The presence of U.S. government representatives would have sent a powerful message of support for the effort to bring the conflict with the FARC to a negotiated settlement. It would have served as important backing for Mr. Pastrana, who has risked much to move the FARC talks forward. "It is important that the United States be there to directly exchange points of view," Pastrana said on February 26.

Washington's official reason for boycotting the March 8 meeting is the pending case of a FARC front's February 1999 murders of three U.S. indigenous-rights activists in northeastern Colombia. U.S. policy forbids contact with FARC members - even in the presence or at the invitation of Colombian government officials - until those responsible for the murders are turned over to Colombian authorities. Since the FARC is very unlikely to turn its members over to a government that it considers a military opponent, the effect of the current policy is an indefinite cutoff of all official U.S. contact with the FARC, even though the group's dialogues with Bogotá continue.

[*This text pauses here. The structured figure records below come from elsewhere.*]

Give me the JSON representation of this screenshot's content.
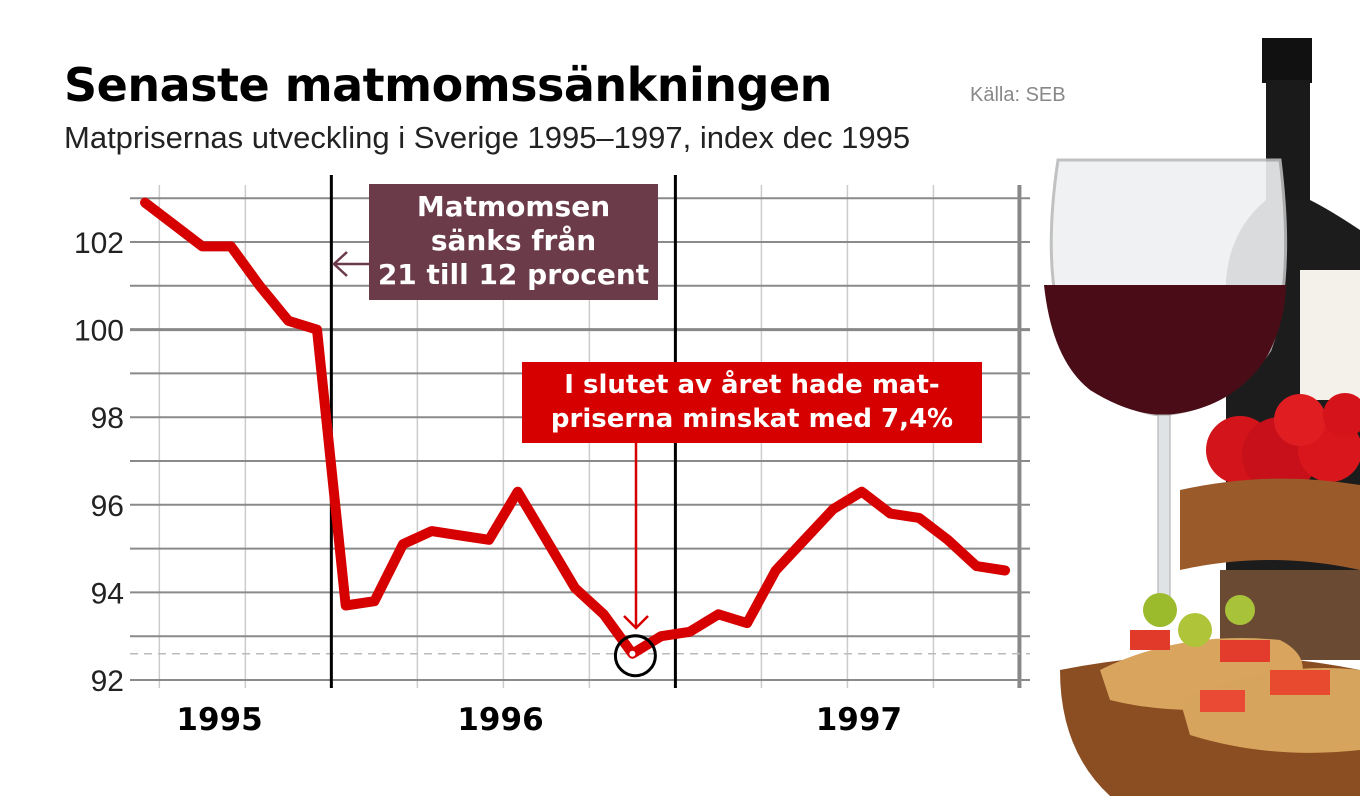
{
  "header": {
    "title": "Senaste matmomssänkningen",
    "subtitle": "Matprisernas utveckling i Sverige 1995–1997, index dec 1995",
    "source": "Källa: SEB"
  },
  "chart_data": {
    "type": "line",
    "title": "Senaste matmomssänkningen",
    "subtitle": "Matprisernas utveckling i Sverige 1995–1997, index dec 1995",
    "xlabel": "",
    "ylabel": "",
    "ylim": [
      92,
      103
    ],
    "yticks": [
      "92",
      "94",
      "96",
      "98",
      "100",
      "102"
    ],
    "year_labels": [
      "1995",
      "1996",
      "1997"
    ],
    "grid": true,
    "line_color": "#d60000",
    "x": [
      "1995-06",
      "1995-07",
      "1995-08",
      "1995-09",
      "1995-10",
      "1995-11",
      "1995-12",
      "1996-01",
      "1996-02",
      "1996-03",
      "1996-04",
      "1996-05",
      "1996-06",
      "1996-07",
      "1996-08",
      "1996-09",
      "1996-10",
      "1996-11",
      "1996-12",
      "1997-01",
      "1997-02",
      "1997-03",
      "1997-04",
      "1997-05",
      "1997-06",
      "1997-07",
      "1997-08",
      "1997-09",
      "1997-10",
      "1997-11",
      "1997-12"
    ],
    "values": [
      102.9,
      102.4,
      101.9,
      101.9,
      101.0,
      100.2,
      100.0,
      93.7,
      93.8,
      95.1,
      95.4,
      95.3,
      95.2,
      96.3,
      95.2,
      94.1,
      93.5,
      92.6,
      93.0,
      93.1,
      93.5,
      93.3,
      94.5,
      95.2,
      95.9,
      96.3,
      95.8,
      95.7,
      95.2,
      94.6,
      94.5
    ],
    "reference_line": 92.6,
    "annotations": [
      {
        "lines": [
          "Matmomsen",
          "sänks från",
          "21 till 12 procent"
        ],
        "color": "#6b3b4a",
        "points_to": "1996-01"
      },
      {
        "lines": [
          "I slutet av året hade mat-",
          "priserna minskat med 7,4%"
        ],
        "color": "#d60000",
        "points_to": "1996-11"
      }
    ]
  }
}
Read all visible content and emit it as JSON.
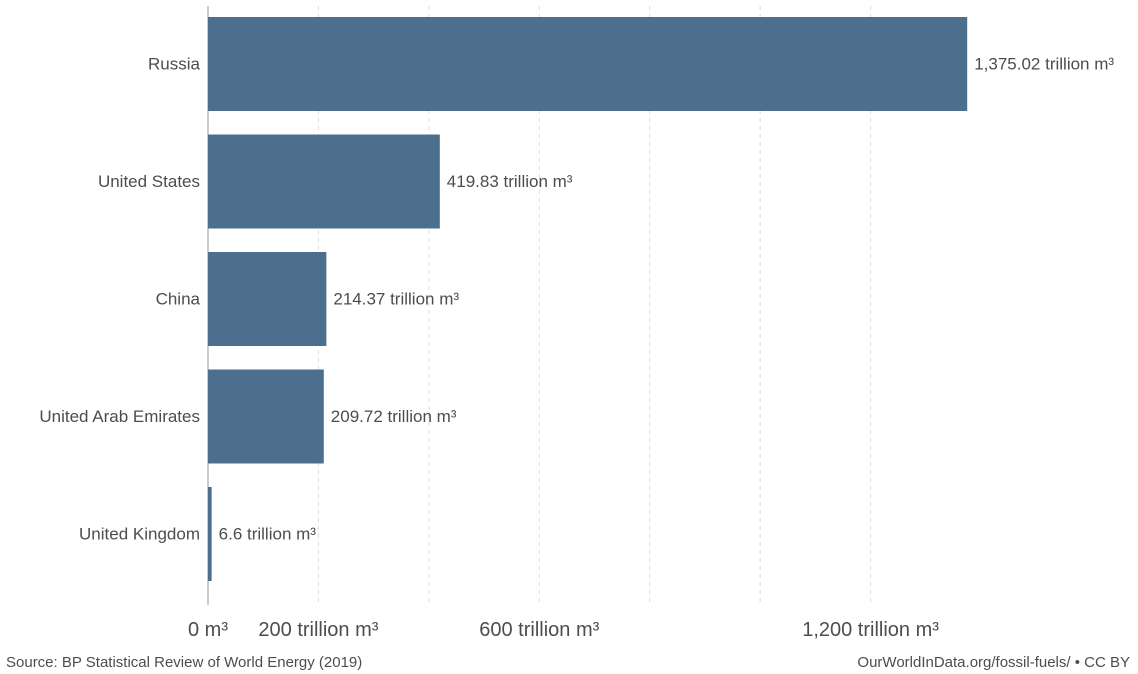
{
  "chart_data": {
    "type": "bar",
    "orientation": "horizontal",
    "categories": [
      "Russia",
      "United States",
      "China",
      "United Arab Emirates",
      "United Kingdom"
    ],
    "values": [
      1375.02,
      419.83,
      214.37,
      209.72,
      6.6
    ],
    "value_labels": [
      "1,375.02 trillion m³",
      "419.83 trillion m³",
      "214.37 trillion m³",
      "209.72 trillion m³",
      "6.6 trillion m³"
    ],
    "xlim": [
      0,
      1400
    ],
    "ticks": [
      0,
      200,
      600,
      1200
    ],
    "tick_labels": [
      "0 m³",
      "200 trillion m³",
      "600 trillion m³",
      "1,200 trillion m³"
    ],
    "gridlines": [
      0,
      200,
      400,
      600,
      800,
      1000,
      1200
    ],
    "grid": true,
    "bar_color": "#4c6f8d"
  },
  "footer": {
    "source": "Source: BP Statistical Review of World Energy (2019)",
    "credit": "OurWorldInData.org/fossil-fuels/ • CC BY"
  }
}
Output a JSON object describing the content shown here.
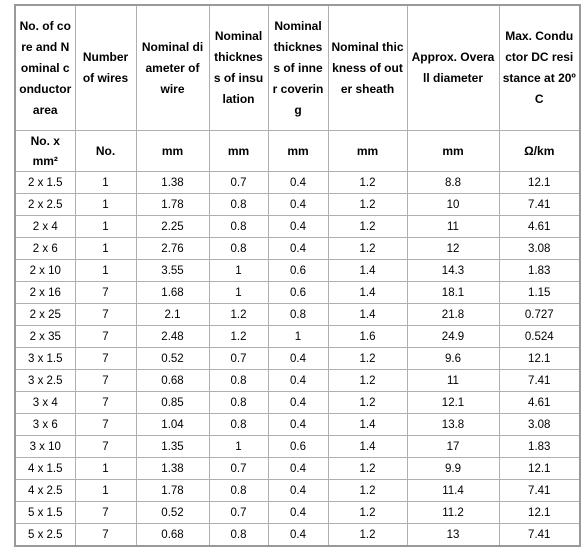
{
  "table": {
    "header": [
      "No. of core and Nominal conductor area",
      "Number of wires",
      "Nominal diameter of wire",
      "Nominal thickness of insulation",
      "Nominal thickness of inner covering",
      "Nominal thickness of outer sheath",
      "Approx. Overall diameter",
      "Max. Conductor DC resistance at 20ºC"
    ],
    "units": [
      "No. x mm²",
      "No.",
      "mm",
      "mm",
      "mm",
      "mm",
      "mm",
      "Ω/km"
    ],
    "rows": [
      [
        "2 x 1.5",
        "1",
        "1.38",
        "0.7",
        "0.4",
        "1.2",
        "8.8",
        "12.1"
      ],
      [
        "2 x 2.5",
        "1",
        "1.78",
        "0.8",
        "0.4",
        "1.2",
        "10",
        "7.41"
      ],
      [
        "2 x 4",
        "1",
        "2.25",
        "0.8",
        "0.4",
        "1.2",
        "11",
        "4.61"
      ],
      [
        "2 x 6",
        "1",
        "2.76",
        "0.8",
        "0.4",
        "1.2",
        "12",
        "3.08"
      ],
      [
        "2 x 10",
        "1",
        "3.55",
        "1",
        "0.6",
        "1.4",
        "14.3",
        "1.83"
      ],
      [
        "2 x 16",
        "7",
        "1.68",
        "1",
        "0.6",
        "1.4",
        "18.1",
        "1.15"
      ],
      [
        "2 x 25",
        "7",
        "2.1",
        "1.2",
        "0.8",
        "1.4",
        "21.8",
        "0.727"
      ],
      [
        "2 x 35",
        "7",
        "2.48",
        "1.2",
        "1",
        "1.6",
        "24.9",
        "0.524"
      ],
      [
        "3 x 1.5",
        "7",
        "0.52",
        "0.7",
        "0.4",
        "1.2",
        "9.6",
        "12.1"
      ],
      [
        "3 x 2.5",
        "7",
        "0.68",
        "0.8",
        "0.4",
        "1.2",
        "11",
        "7.41"
      ],
      [
        "3 x 4",
        "7",
        "0.85",
        "0.8",
        "0.4",
        "1.2",
        "12.1",
        "4.61"
      ],
      [
        "3 x 6",
        "7",
        "1.04",
        "0.8",
        "0.4",
        "1.4",
        "13.8",
        "3.08"
      ],
      [
        "3 x 10",
        "7",
        "1.35",
        "1",
        "0.6",
        "1.4",
        "17",
        "1.83"
      ],
      [
        "4 x 1.5",
        "1",
        "1.38",
        "0.7",
        "0.4",
        "1.2",
        "9.9",
        "12.1"
      ],
      [
        "4 x 2.5",
        "1",
        "1.78",
        "0.8",
        "0.4",
        "1.2",
        "11.4",
        "7.41"
      ],
      [
        "5 x 1.5",
        "7",
        "0.52",
        "0.7",
        "0.4",
        "1.2",
        "11.2",
        "12.1"
      ],
      [
        "5 x 2.5",
        "7",
        "0.68",
        "0.8",
        "0.4",
        "1.2",
        "13",
        "7.41"
      ]
    ]
  }
}
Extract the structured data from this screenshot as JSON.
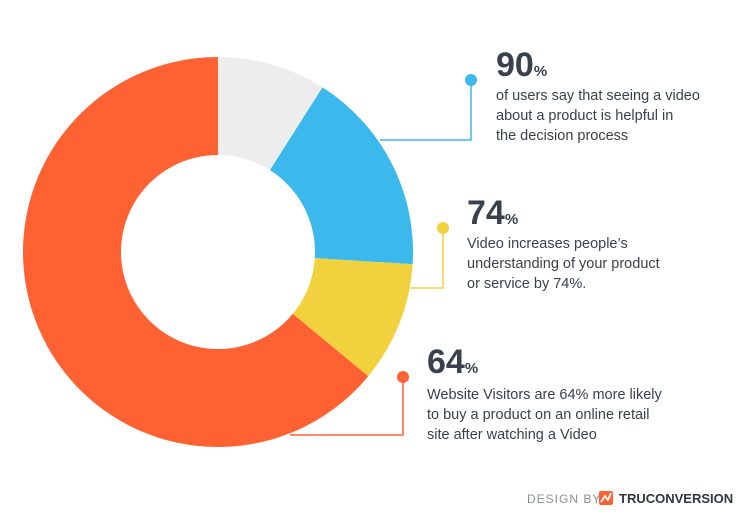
{
  "chart_data": {
    "type": "donut",
    "values": [
      9,
      17,
      10,
      64
    ],
    "colors": [
      "#ededed",
      "#3bb8ec",
      "#f2d13f",
      "#fe6232"
    ],
    "annotations": [
      {
        "number": "90",
        "unit": "%",
        "lines": [
          "of users say that seeing a video",
          "about a product is helpful in",
          "the decision process"
        ]
      },
      {
        "number": "74",
        "unit": "%",
        "lines": [
          "Video increases people’s",
          "understanding of your product",
          "or service by 74%."
        ]
      },
      {
        "number": "64",
        "unit": "%",
        "lines": [
          "Website Visitors are 64% more likely",
          "to buy a product on an online retail",
          "site after watching a Video"
        ]
      }
    ]
  },
  "footer": {
    "prefix": "DESIGN BY",
    "brand": "TRUCONVERSION"
  }
}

The Center for International Policy joins in a forceful condemnation of the 1999 murders, and reiterates its call on the FARC to cease immediately its pattern of systematic violation of international humanitarian law.

We also note, however, that several murders of U.S. citizens did not prevent the Reagan Administration from pouring aid on El Salvador's military during the 1980s. We also recall the words of the mother of Terence Freitas, one of the FARC's victims, who wrote in the Washington Post in May 1999 that "I strongly object to having my son's murder used to pressure the Clinton administration to abandon support for peace initiatives in Colombia."

It is deeply disappointing that the United States has chosen to reject President Pastrana's invitation. Whether intended or unintended, the message received in Colombia will be that the United States has limitless resources and political will where military aid is concerned, but is unwilling even to take symbolic action to support Colombia's peace process.

All wars ultimately end in negotiations. The time to parley is earlier, rather than later.